Three other former Caleb Brett managers will be sentenced Sept. 20, 2002. In September 2000, Jay Fulmer, 46, of Point Pleasant, N.J., pled guilty to obstruction of an EPA proceeding and Anthony Santiago, 46, of Howell, N.J., pled guilty to concealing from authorities his knowledge of the conspiracy. Jules Balogh, 58, of Somerville, N.J., pled guilty in September 1999, to conspiracy to make false statements to EPA. Balogh, like Domnik, was involved in the scheme to falsify RFG test results, while Fulmer and Santiago concealed the full scope of the RFG scheme from federal officials.

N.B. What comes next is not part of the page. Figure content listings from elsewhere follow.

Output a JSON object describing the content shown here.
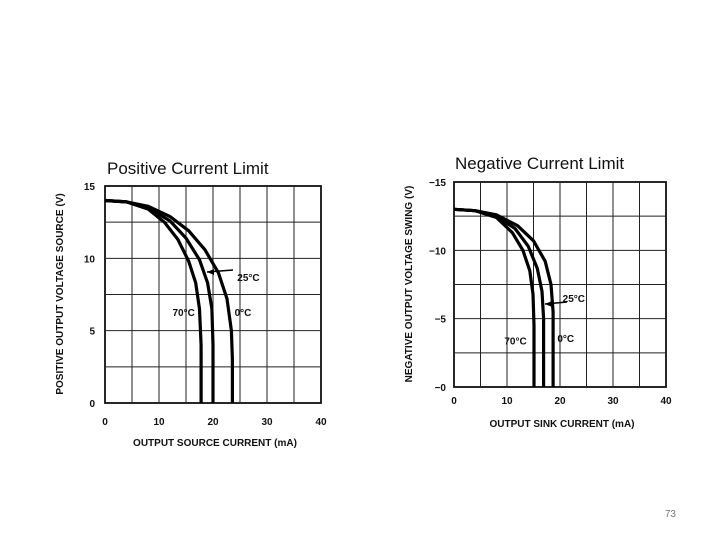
{
  "page": {
    "number": "73"
  },
  "chart_data": [
    {
      "type": "line",
      "title": "Positive Current Limit",
      "xlabel": "OUTPUT SOURCE CURRENT (mA)",
      "ylabel": "POSITIVE OUTPUT VOLTAGE SOURCE (V)",
      "xlim": [
        0,
        40
      ],
      "ylim": [
        0,
        15
      ],
      "x_ticks": [
        "0",
        "10",
        "20",
        "30",
        "40"
      ],
      "y_ticks": [
        "0",
        "5",
        "10",
        "15"
      ],
      "x_tick_values": [
        0,
        10,
        20,
        30,
        40
      ],
      "y_tick_values": [
        0,
        5,
        10,
        15
      ],
      "grid": true,
      "series": [
        {
          "name": "70°C",
          "points": [
            [
              0,
              14.0
            ],
            [
              4,
              13.9
            ],
            [
              8,
              13.4
            ],
            [
              11,
              12.5
            ],
            [
              13.5,
              11.3
            ],
            [
              15.5,
              9.8
            ],
            [
              16.8,
              8.3
            ],
            [
              17.5,
              6.5
            ],
            [
              17.8,
              4
            ],
            [
              17.8,
              0
            ]
          ]
        },
        {
          "name": "25°C",
          "points": [
            [
              0,
              14.0
            ],
            [
              4,
              13.9
            ],
            [
              8,
              13.5
            ],
            [
              12,
              12.6
            ],
            [
              15,
              11.4
            ],
            [
              17.5,
              9.9
            ],
            [
              19,
              8.3
            ],
            [
              19.8,
              6.5
            ],
            [
              20,
              4
            ],
            [
              20,
              0
            ]
          ]
        },
        {
          "name": "0°C",
          "points": [
            [
              0,
              14.0
            ],
            [
              4,
              13.9
            ],
            [
              8,
              13.6
            ],
            [
              12,
              12.9
            ],
            [
              15.5,
              11.9
            ],
            [
              18.5,
              10.6
            ],
            [
              21,
              9.0
            ],
            [
              22.6,
              7.2
            ],
            [
              23.4,
              5
            ],
            [
              23.6,
              3
            ],
            [
              23.6,
              0
            ]
          ]
        }
      ],
      "annotations": [
        {
          "text": "25°C",
          "x": 24.5,
          "y": 8.7
        },
        {
          "text": "70°C",
          "x": 12.5,
          "y": 6.3
        },
        {
          "text": "0°C",
          "x": 24,
          "y": 6.3
        }
      ]
    },
    {
      "type": "line",
      "title": "Negative Current Limit",
      "xlabel": "OUTPUT SINK CURRENT (mA)",
      "ylabel": "NEGATIVE OUTPUT VOLTAGE SWING (V)",
      "xlim": [
        0,
        40
      ],
      "ylim": [
        0,
        -15
      ],
      "x_ticks": [
        "0",
        "10",
        "20",
        "30",
        "40"
      ],
      "y_ticks": [
        "−0",
        "−5",
        "−10",
        "−15"
      ],
      "x_tick_values": [
        0,
        10,
        20,
        30,
        40
      ],
      "y_tick_values": [
        0,
        -5,
        -10,
        -15
      ],
      "grid": true,
      "series": [
        {
          "name": "70°C",
          "points": [
            [
              0,
              -13.0
            ],
            [
              4,
              -12.9
            ],
            [
              8,
              -12.4
            ],
            [
              11,
              -11.3
            ],
            [
              13,
              -10.0
            ],
            [
              14.3,
              -8.5
            ],
            [
              14.9,
              -6.8
            ],
            [
              15.1,
              -4.5
            ],
            [
              15.1,
              0
            ]
          ]
        },
        {
          "name": "25°C",
          "points": [
            [
              0,
              -13.0
            ],
            [
              4,
              -12.9
            ],
            [
              8,
              -12.5
            ],
            [
              11.5,
              -11.6
            ],
            [
              14,
              -10.3
            ],
            [
              15.7,
              -8.7
            ],
            [
              16.6,
              -7.0
            ],
            [
              16.9,
              -5.0
            ],
            [
              16.9,
              0
            ]
          ]
        },
        {
          "name": "0°C",
          "points": [
            [
              0,
              -13.0
            ],
            [
              4,
              -12.9
            ],
            [
              8,
              -12.6
            ],
            [
              12,
              -11.8
            ],
            [
              15,
              -10.7
            ],
            [
              17.2,
              -9.2
            ],
            [
              18.3,
              -7.5
            ],
            [
              18.7,
              -5.5
            ],
            [
              18.7,
              0
            ]
          ]
        }
      ],
      "annotations": [
        {
          "text": "25°C",
          "x": 20.5,
          "y": -6.5
        },
        {
          "text": "70°C",
          "x": 9.5,
          "y": -3.4
        },
        {
          "text": "0°C",
          "x": 19.5,
          "y": -3.6
        }
      ]
    }
  ]
}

On Sept. 24, 2002, Blending, Marketing and Service, Inc. (BMS), and two BMS officials, Waldo Schroeder, 55, of Houston, Texas, and Mark Schroeder, 45, of The Woodlands, Texas, are to be sentenced for their guilty pleas to conspiracy last October. BMS was the primary fuel blender working with Caleb Brett to falsify numbers.
Another former Caleb Brett manager, Edward Bachar, 37, of Freehold, NJ, who pled guilty in September 2000, to conspiracy and obstruction of a federal proceeding, will be sentenced in the future.
The investigation was carried out by special agents of EPA's Criminal Investigation Division and U.S. Postal inspectors in Newark. The government was also assisted in the prosecution by New York State's Department of Environmental Conservation and analytical and technical support was provided by EPA's National Enforcement Investigations Center. The case was prosecuted by the Environmental Crimes Section of the U.S. Department of Justice.